Edible caterpillars Nudaurelia petiveri

This species (Nudaurelia petiveri) is widespread throughout western, central, and southeastern Africa. It appears in Kongo Central in December and January.

Up to 200 eggs are laid in clusters on the undersides of young leaves. They hatch after about two weeks. Larvae are often found feeding together in large numbers. Pupation takes place underground and there may be 4 to 5 generations per year. The moths hatch out when the soil becomes damp at the start of the rainy season.

The caterpillars are most often found on Milicia excelsa in Kongo Central but may also be found on Ricinodendron heudelotii, Antidesma membranaceum, Vitex madiensis, Acacia auriculiformis and Psidium guajava. They can be transferred from one plant to another. This can be useful.

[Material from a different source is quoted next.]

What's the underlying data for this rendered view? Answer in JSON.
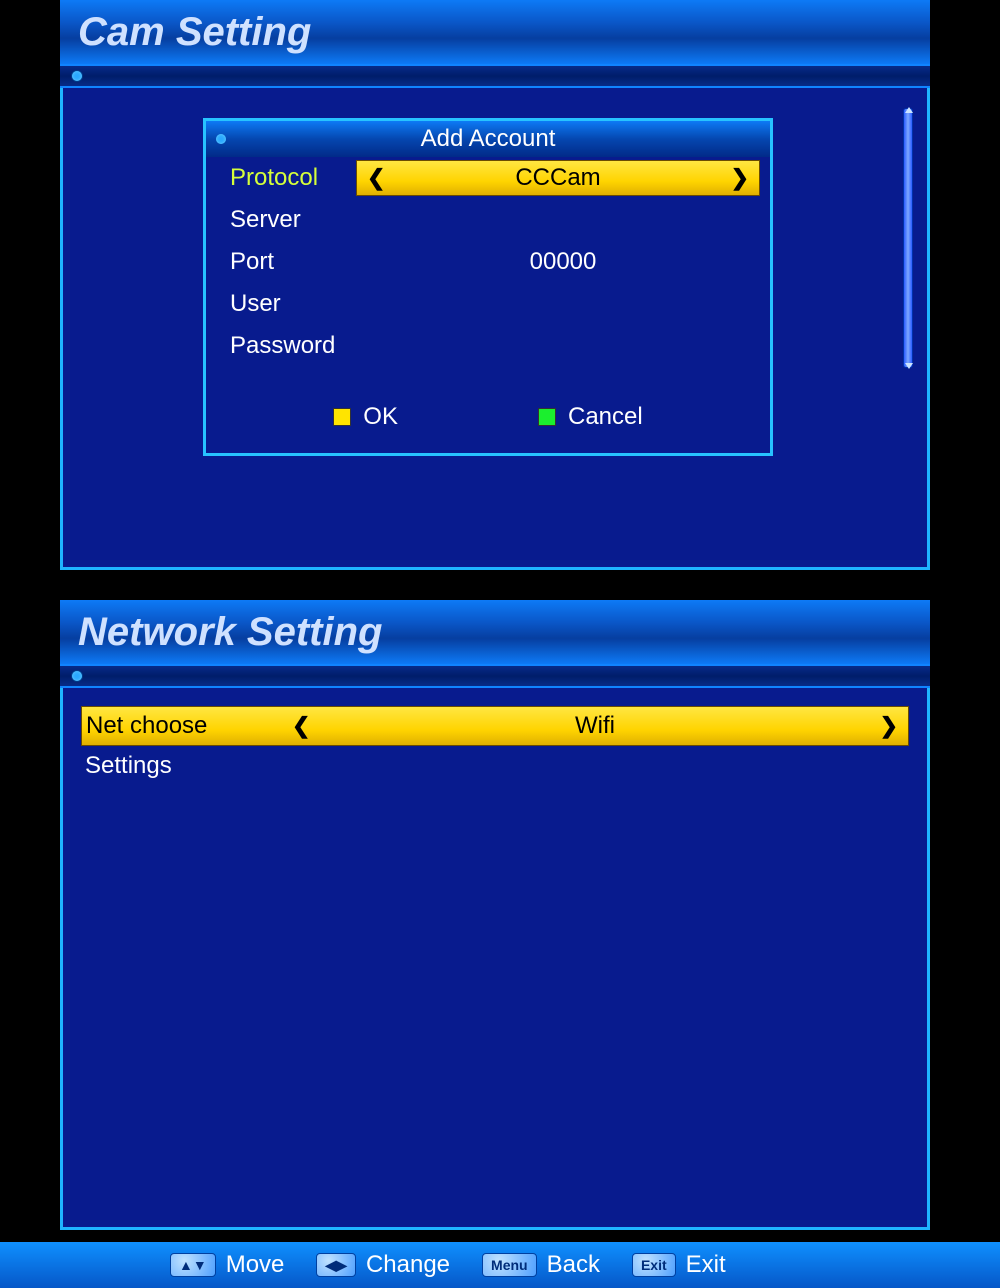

If the young caterpillars are found far away from the home they can be moved to the village, to an Acacia auriculiformis for example, where they can be guarded more easily. The species is particularly rich in protein.

Food plants

Kifilu (Vitex madiensis)

A small tree is present in the savanna. Bisu, Nudaurelia petiveri feed on the leaves. The fruits, which are up to 1.5 cm long, are edible and sweet and become black when ripe. A decoction, made from the young leaves, is taken for coughs, colds, diarrhea, and dysentery. The boiled roots are used to treat diabetes and anemia

Kifitidi (Antidesma membranaceum)

This small tree is widespread in tropical Africa, from Senegal to Ivory Coast, and from Angola to Mozambique. It is usually found at the forest edge in the savanna. It is the food plant for Bisu, Nudaurelia petiveri. An infusion of the leaves and roots is drunk to relieve coughing. Scrapings from the roots are used to cure mouth ulcers in children. Powdered bark is used as a dusting on wounds in Tanzania.

Nkamba (Milicia excelsa)

Traditionally this tree was planted near the village for timber and to attract Bisu, Nudaurelia petiveri, edible caterpillars. The timber is hard and durable yet easy to work and takes a good polish. The Heartwood is ant-proof and resistant to water and fungal diseases and is used for making furniture and canoes. It also makes good charcoal. The tree is fairly fire resistant when mature and used for boundary marking in the province. Young leaves may be used as a vegetable. The bark can be used for roofing houses and dyeing leather and cloth. The tree is best planted using fresh seed. These are extracted by soaking and squeezing fruit under water. If dried, the seeds can be stored for up to one year. Root suckers 12 cm long can also be used but must be planted vertically and are best covered over with a clear plastic bag.